In practical terms, the indistinct tagging elevates the subdivisions to reservations in their own right, making for a confusing map. In the following screenshots, it isn’t possible to tell where the Standing Rock reservation ends and the Cheyenne River reservation begins, or that the latter even exists, despite its size. Instead, it looks as if the reservations have been broken up – a problematic representation, given the history.

As boundary=aboriginal_lands apparently was never designed for anything but the top tier of “American Indian Areas (Federal)/Off-Reservation Trust Lands”, a conservative solution would be to split off boundary=indigenous_administration admin_level=* for federal reservation subdivisions and state-level reservations. In OSM Carto and OSM Americana, the subdivision boundaries would temporarily disappear. This would be unfortunate, but at least it would be possible to see the reservation boundaries again. Changes to these renderers would resurface the subdivision boundaries at a higher zoom level and with dashed lines.
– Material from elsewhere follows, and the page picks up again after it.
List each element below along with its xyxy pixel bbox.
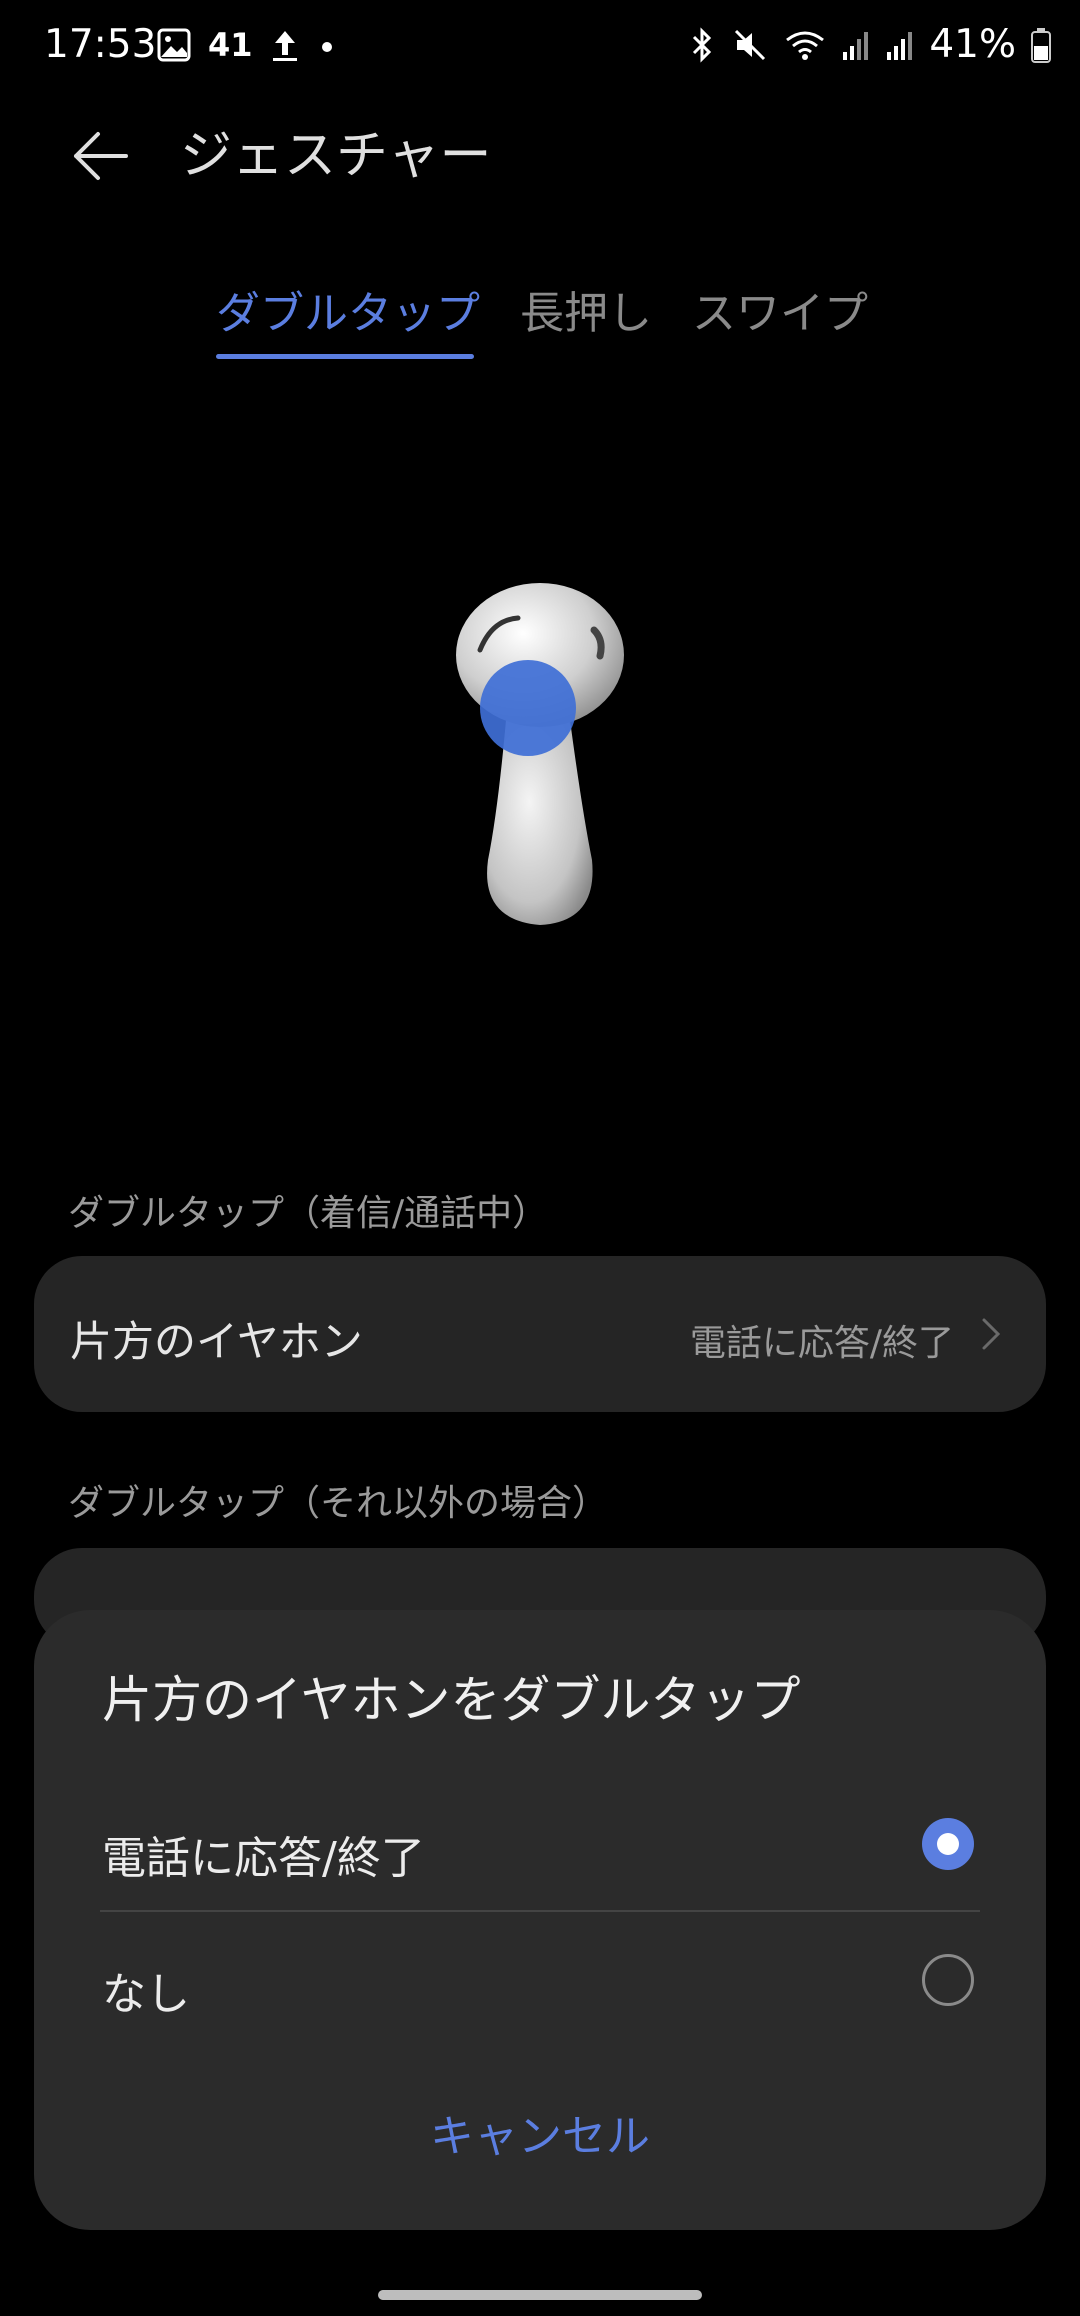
wifi-icon	[786, 31, 825, 60]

A long-term split between boundary=aboriginal_lands and boundary=indigenous_administration would be awkward, so we need to decide whether and when to move the top-level reservation boundaries to boundary=indigenous_administration. Only a handful of data consumers recognize boundary=aboriginal_lands, so we might be able to migrate all the administrative boundaries over to a new tag simultaneously in coordination with the developers.

An alternative would be to combine admin_level=* with boundary=aboriginal_lands. But if the presence of admin_level=* is the only thing that distinguishes a reservation or subdivision boundary from something less structured, then we’ll probably keep finding examples of data consumers that mishandle these cases. It’d be as if we tag administrative boundaries as boundary=place, relying on admin_level=* to distinguish them from other verifiable boundaries.